Part 8:"I just want to die."

1.1K 55 23
                                    

Öncelikle bölüm bayaa bir uzun oldu 7 sayfa ama lütfen uzun diye üşenip okumamazlık yapmayın. Zaten nasıl bittiğini anlamıyorsunuz bile. Okumanızı tavsiye ediyorum ve beğeniceğinizi umuyorum. :3

*****************

Tek hissettiğim kalbimdeki acıydı. O şuan neredeydi, ne yapıyordu, kiminle ne halt yiyordu düşünmeden edemiyordum. Hah, ne kadar acınası bir haldeyim değil mi? Beni terkeden ve şuan yeni sevgilisiyle düşünmek bile istemediğim haltlar yiyen eski sevgilimi düşünüyordum. O gün okulda ona yalan söylemiştim. Umrumda değilsin demiştim, ama umrumdaydı. Hemde kendimden bile fazla umursuyordum onu. Neden böyle birşey yaptığını düşünürken içim içimi yiyordu. Birden bire benden ayrılmak istemesi cidden normal değildi. Gözlerimdeki yaşlar sebebiyle bileğimden damlayan kanları bulanık görüyordum. Bileğime birkaç küçük kesik daha atmıştım. Ben yere çökmüş bu haldeyken kapının zorlandığını duydum, ama umursamadım. Kelly olduğunu biliyorum çünkü.

KELLY'NİN AĞZINDAN

Sonunda aklıma Jess'e bakmak gelmişti. Odasına çıktığımda kapı kilitliydi ben de kapının anahtar deliğini birşeylerle zorladım ve anahtarı düşürüp kapıyı açtım. Odaya girdiğimde Jess yoktu, banyodadır diye düşünüp banyoya gittiğimde Jess yere çökmüş ağlıyordu ve.... Aman Tanrım. Bileğine baktığımda kestiğini gördüm ve kanların oradan aktığını anladım. İnanmıyorum sana Jess. Hemen yanına eğildim ve elindeki jileti aldım.

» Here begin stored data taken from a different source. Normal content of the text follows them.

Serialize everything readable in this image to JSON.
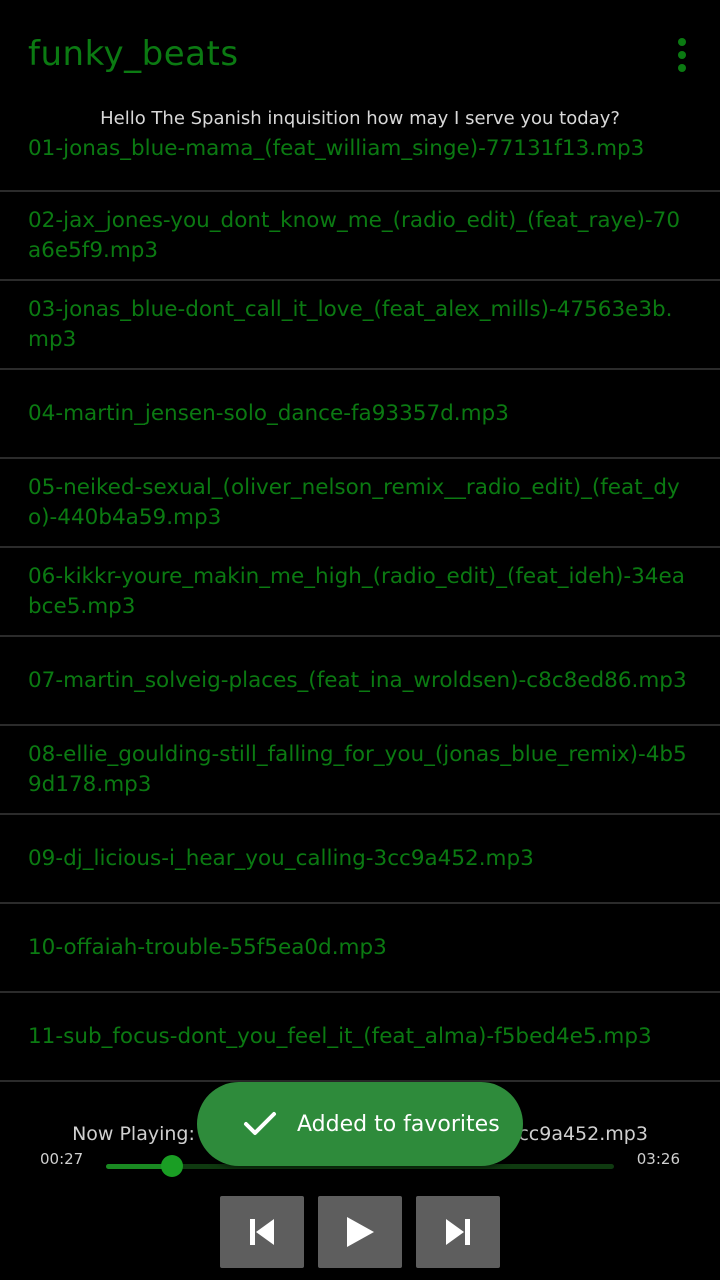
{
  "app": {
    "title": "funky_beats",
    "greeting": "Hello The Spanish inquisition how may I serve you today?"
  },
  "colors": {
    "accent": "#0b7a12",
    "background": "#000000",
    "toast": "#2e8b3b",
    "divider": "#2b2b2b"
  },
  "songs": [
    "01-jonas_blue-mama_(feat_william_singe)-77131f13.mp3",
    "02-jax_jones-you_dont_know_me_(radio_edit)_(feat_raye)-70a6e5f9.mp3",
    "03-jonas_blue-dont_call_it_love_(feat_alex_mills)-47563e3b.mp3",
    "04-martin_jensen-solo_dance-fa93357d.mp3",
    "05-neiked-sexual_(oliver_nelson_remix__radio_edit)_(feat_dyo)-440b4a59.mp3",
    "06-kikkr-youre_makin_me_high_(radio_edit)_(feat_ideh)-34eabce5.mp3",
    "07-martin_solveig-places_(feat_ina_wroldsen)-c8c8ed86.mp3",
    "08-ellie_goulding-still_falling_for_you_(jonas_blue_remix)-4b59d178.mp3",
    "09-dj_licious-i_hear_you_calling-3cc9a452.mp3",
    "10-offaiah-trouble-55f5ea0d.mp3",
    "11-sub_focus-dont_you_feel_it_(feat_alma)-f5bed4e5.mp3"
  ],
  "player": {
    "now_playing": "Now Playing: 09-dj_licious-i_hear_you_calling-3cc9a452.mp3",
    "current_time": "00:27",
    "total_time": "03:26",
    "progress": 0.13,
    "buttons": [
      "skip-previous-icon",
      "play-icon",
      "skip-next-icon"
    ]
  },
  "toast": {
    "message": "Added to favorites",
    "icon": "checkmark-icon"
  }
}
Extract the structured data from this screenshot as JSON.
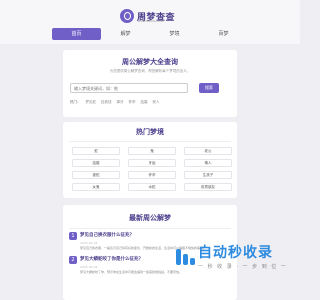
{
  "header": {
    "logo_text": "周梦查查",
    "logo_sub": "ZHOUMENG.COM"
  },
  "nav": {
    "items": [
      "首页",
      "解梦",
      "梦境",
      "百梦"
    ]
  },
  "search_card": {
    "title": "周公解梦大全查询",
    "desc": "为您提供周公解梦查询，帮您解析每个梦境的含义。",
    "input_placeholder": "输入梦境关键词，如：蛇",
    "button_label": "搜索",
    "hot_label": "热门：",
    "hot_terms": [
      "梦见蛇",
      "捡到钱",
      "掉牙",
      "怀孕",
      "结婚",
      "死人"
    ]
  },
  "hot_card": {
    "title": "热门梦境",
    "cells": [
      "蛇",
      "鬼",
      "老公",
      "结婚",
      "牙齿",
      "情人",
      "被蛇",
      "怀孕",
      "生孩子",
      "女鬼",
      "水蛇",
      "前男朋友"
    ]
  },
  "latest_card": {
    "title": "最新周公解梦",
    "posts": [
      {
        "num": "1",
        "title": "梦见自己换衣服什么征兆？",
        "date": "2025-04-04",
        "text": "梦见自己换衣服，一般表示自己将有好的变化，开始新的生活，生活中可以摆脱不愉快的事情。"
      },
      {
        "num": "2",
        "title": "梦见大蟒蛇咬了你是什么征兆？",
        "date": "2025-04-04",
        "text": "梦见大蟒蛇咬了你，预示你在生活中可能会遇到一些麻烦或挑战，不要害怕。"
      }
    ]
  },
  "watermark": {
    "main": "自动秒收录",
    "sub": "一 秒 收 录 · 一 步 到 位 一"
  },
  "colors": {
    "accent": "#6f5fc7",
    "title": "#4a3f8c",
    "watermark": "#2d8be0"
  }
}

"Jess, bu halin ne? Ne yaptın sen?"

"Ölmeye çalıştım ama yine beceremedim Kelly, çok komik dimi?" dedi ve güldü. Tanrım, neler oluyor bu kıza?

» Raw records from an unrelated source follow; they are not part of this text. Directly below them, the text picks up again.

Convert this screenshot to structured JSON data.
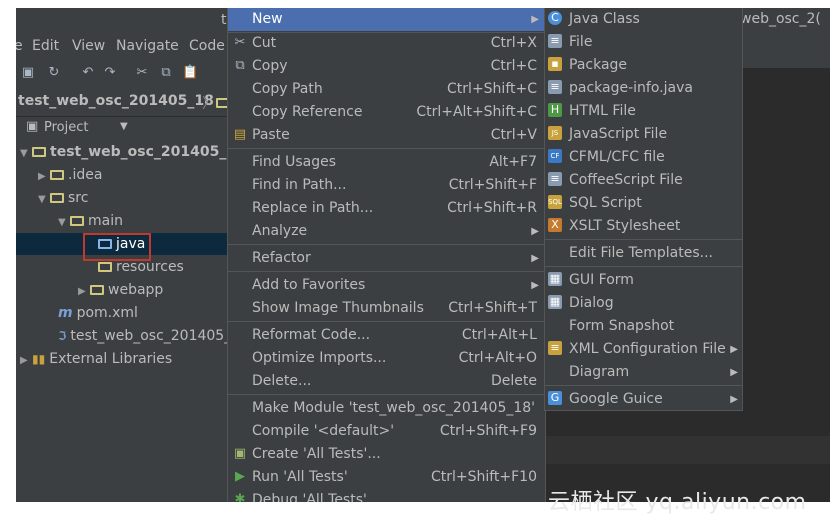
{
  "window": {
    "title_left": "t",
    "title_right": "web_osc_2("
  },
  "menubar": {
    "items": [
      {
        "prefix": "e",
        "label": ""
      },
      {
        "label": "Edit",
        "u": "E"
      },
      {
        "label": "View",
        "u": "V"
      },
      {
        "label": "Navigate",
        "u": "N"
      },
      {
        "label": "Code",
        "u": "C"
      }
    ]
  },
  "breadcrumb": {
    "project": "test_web_osc_201405_18"
  },
  "project_panel": {
    "header": "Project"
  },
  "tree": [
    {
      "label": "test_web_osc_201405_18",
      "bold": true
    },
    {
      "label": ".idea"
    },
    {
      "label": "src"
    },
    {
      "label": "main"
    },
    {
      "label": "java"
    },
    {
      "label": "resources"
    },
    {
      "label": "webapp"
    },
    {
      "label": "pom.xml"
    },
    {
      "label": "test_web_osc_201405_1"
    },
    {
      "label": "External Libraries"
    }
  ],
  "context_menu": [
    {
      "label": "New",
      "shortcut": "",
      "submenu": true,
      "highlight": true,
      "icon": ""
    },
    {
      "label": "Cut",
      "shortcut": "Ctrl+X",
      "icon": "scissors-icon"
    },
    {
      "label": "Copy",
      "shortcut": "Ctrl+C",
      "icon": "copy-icon"
    },
    {
      "label": "Copy Path",
      "shortcut": "Ctrl+Shift+C",
      "icon": ""
    },
    {
      "label": "Copy Reference",
      "shortcut": "Ctrl+Alt+Shift+C",
      "icon": ""
    },
    {
      "label": "Paste",
      "shortcut": "Ctrl+V",
      "icon": "paste-icon"
    },
    {
      "label": "Find Usages",
      "shortcut": "Alt+F7",
      "icon": ""
    },
    {
      "label": "Find in Path...",
      "shortcut": "Ctrl+Shift+F",
      "icon": ""
    },
    {
      "label": "Replace in Path...",
      "shortcut": "Ctrl+Shift+R",
      "icon": ""
    },
    {
      "label": "Analyze",
      "shortcut": "",
      "submenu": true,
      "icon": ""
    },
    {
      "label": "Refactor",
      "shortcut": "",
      "submenu": true,
      "icon": ""
    },
    {
      "label": "Add to Favorites",
      "shortcut": "",
      "submenu": true,
      "icon": ""
    },
    {
      "label": "Show Image Thumbnails",
      "shortcut": "Ctrl+Shift+T",
      "icon": ""
    },
    {
      "label": "Reformat Code...",
      "shortcut": "Ctrl+Alt+L",
      "icon": ""
    },
    {
      "label": "Optimize Imports...",
      "shortcut": "Ctrl+Alt+O",
      "icon": ""
    },
    {
      "label": "Delete...",
      "shortcut": "Delete",
      "icon": ""
    },
    {
      "label": "Make Module 'test_web_osc_201405_18'",
      "shortcut": "",
      "icon": ""
    },
    {
      "label": "Compile '<default>'",
      "shortcut": "Ctrl+Shift+F9",
      "icon": ""
    },
    {
      "label": "Create 'All Tests'...",
      "shortcut": "",
      "icon": "test-icon"
    },
    {
      "label": "Run 'All Tests'",
      "shortcut": "Ctrl+Shift+F10",
      "icon": "run-icon"
    },
    {
      "label": "Debug 'All Tests'",
      "shortcut": "",
      "icon": "debug-icon"
    }
  ],
  "new_submenu": [
    {
      "label": "Java Class",
      "icon": "C",
      "icon_color": "#4a8fd8",
      "round": true
    },
    {
      "label": "File",
      "icon": "≡",
      "icon_color": "#8a9bb0"
    },
    {
      "label": "Package",
      "icon": "▪",
      "icon_color": "#c9a23e"
    },
    {
      "label": "package-info.java",
      "icon": "≡",
      "icon_color": "#8a9bb0"
    },
    {
      "label": "HTML File",
      "icon": "H",
      "icon_color": "#4e9a44"
    },
    {
      "label": "JavaScript File",
      "icon": "JS",
      "icon_color": "#c9a23e"
    },
    {
      "label": "CFML/CFC file",
      "icon": "CF",
      "icon_color": "#3a7ac4"
    },
    {
      "label": "CoffeeScript File",
      "icon": "≡",
      "icon_color": "#8a9bb0"
    },
    {
      "label": "SQL Script",
      "icon": "SQL",
      "icon_color": "#c9a23e"
    },
    {
      "label": "XSLT Stylesheet",
      "icon": "X",
      "icon_color": "#c67a2e"
    },
    {
      "label": "Edit File Templates...",
      "icon": ""
    },
    {
      "label": "GUI Form",
      "icon": "▦",
      "icon_color": "#8a9bb0"
    },
    {
      "label": "Dialog",
      "icon": "▦",
      "icon_color": "#8a9bb0"
    },
    {
      "label": "Form Snapshot",
      "icon": ""
    },
    {
      "label": "XML Configuration File",
      "icon": "≡",
      "icon_color": "#c9a23e",
      "submenu": true
    },
    {
      "label": "Diagram",
      "icon": "",
      "submenu": true
    },
    {
      "label": "Google Guice",
      "icon": "G",
      "icon_color": "#4a8fd8",
      "submenu": true
    }
  ],
  "watermark": "云栖社区 yq.aliyun.com"
}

"İnanmıyorum sana Jess neden yaptın bunu? Ne istiyorsun kendinden?"

"Kendimden birşey istemiyorum ki, sadece ölmek istiyorum Kelly."

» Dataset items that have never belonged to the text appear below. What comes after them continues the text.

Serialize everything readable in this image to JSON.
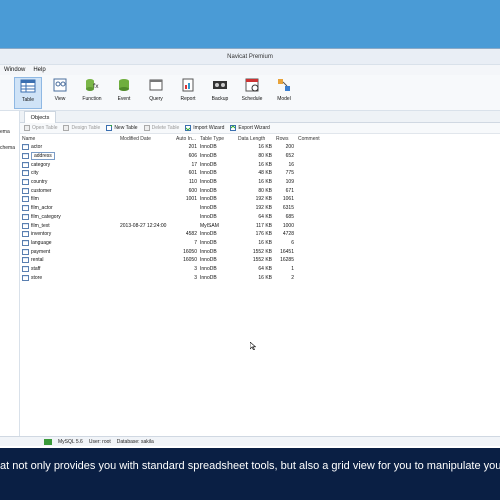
{
  "window": {
    "title": "Navicat Premium"
  },
  "menubar": {
    "items": [
      "Window",
      "Help"
    ]
  },
  "toolbar": {
    "items": [
      {
        "label": "Table",
        "icon": "table-icon",
        "active": true
      },
      {
        "label": "View",
        "icon": "view-icon"
      },
      {
        "label": "Function",
        "icon": "function-icon"
      },
      {
        "label": "Event",
        "icon": "event-icon"
      },
      {
        "label": "Query",
        "icon": "query-icon"
      },
      {
        "label": "Report",
        "icon": "report-icon"
      },
      {
        "label": "Backup",
        "icon": "backup-icon"
      },
      {
        "label": "Schedule",
        "icon": "schedule-icon"
      },
      {
        "label": "Model",
        "icon": "model-icon"
      }
    ]
  },
  "left_pane": {
    "items": [
      "ema",
      "chema"
    ]
  },
  "objects_tab": {
    "label": "Objects"
  },
  "subbar": {
    "open_table": "Open Table",
    "design_table": "Design Table",
    "new_table": "New Table",
    "delete_table": "Delete Table",
    "import_wizard": "Import Wizard",
    "export_wizard": "Export Wizard"
  },
  "table": {
    "headers": [
      "Name",
      "Modified Date",
      "Auto In...",
      "Table Type",
      "Data Length",
      "Rows",
      "Comment"
    ],
    "rows": [
      [
        "actor",
        "",
        "201",
        "InnoDB",
        "16 KB",
        "200",
        ""
      ],
      [
        "address",
        "",
        "606",
        "InnoDB",
        "80 KB",
        "652",
        ""
      ],
      [
        "category",
        "",
        "17",
        "InnoDB",
        "16 KB",
        "16",
        ""
      ],
      [
        "city",
        "",
        "601",
        "InnoDB",
        "48 KB",
        "775",
        ""
      ],
      [
        "country",
        "",
        "110",
        "InnoDB",
        "16 KB",
        "109",
        ""
      ],
      [
        "customer",
        "",
        "600",
        "InnoDB",
        "80 KB",
        "671",
        ""
      ],
      [
        "film",
        "",
        "1001",
        "InnoDB",
        "192 KB",
        "1061",
        ""
      ],
      [
        "film_actor",
        "",
        "",
        "InnoDB",
        "192 KB",
        "6315",
        ""
      ],
      [
        "film_category",
        "",
        "",
        "InnoDB",
        "64 KB",
        "685",
        ""
      ],
      [
        "film_text",
        "2013-08-27 12:24:00",
        "",
        "MyISAM",
        "117 KB",
        "1000",
        ""
      ],
      [
        "inventory",
        "",
        "4582",
        "InnoDB",
        "176 KB",
        "4728",
        ""
      ],
      [
        "language",
        "",
        "7",
        "InnoDB",
        "16 KB",
        "6",
        ""
      ],
      [
        "payment",
        "",
        "16050",
        "InnoDB",
        "1552 KB",
        "16451",
        ""
      ],
      [
        "rental",
        "",
        "16050",
        "InnoDB",
        "1552 KB",
        "16285",
        ""
      ],
      [
        "staff",
        "",
        "3",
        "InnoDB",
        "64 KB",
        "1",
        ""
      ],
      [
        "store",
        "",
        "3",
        "InnoDB",
        "16 KB",
        "2",
        ""
      ]
    ],
    "selected_row": 1
  },
  "statusbar": {
    "server": "MySQL 5.6",
    "user": "User: root",
    "database": "Database: sakila"
  },
  "caption": {
    "text": "at not only provides you with standard spreadsheet tools, but also a grid view for you to manipulate you"
  },
  "colors": {
    "desktop": "#4a9bd6",
    "caption_bg": "#0a1f44",
    "active_tool": "#cfe3f7"
  }
}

"Saçmalama Jess." dedim ve ayağa kalkıp biraz pamuk aldım. Onu az birşey ıslatıp kanı temizlemesi için Jess'in koluna sürdüm. Sonra onu ayağa kaldırdım.

"Onu çok özlüyorum Kelly."

"Biliyorum Jess. Hadi gel." dedim ve onu yatağına oturttum.

"Onu çok özledim Kelly."  diye tekrarladı. Açıkçası korkmaya başlamıştım.

"Hadi biraz yat Jess, dinlenmeye ihtiyacın var bence." dedim ve yorganını kaldırıp yatmasına yardımcı oldum. 

"Biraz daha iyi misin? Canın yanıyor mu?"

"Kalbim acıyor Kelly, başka hiçbir şey hissetmiyorum."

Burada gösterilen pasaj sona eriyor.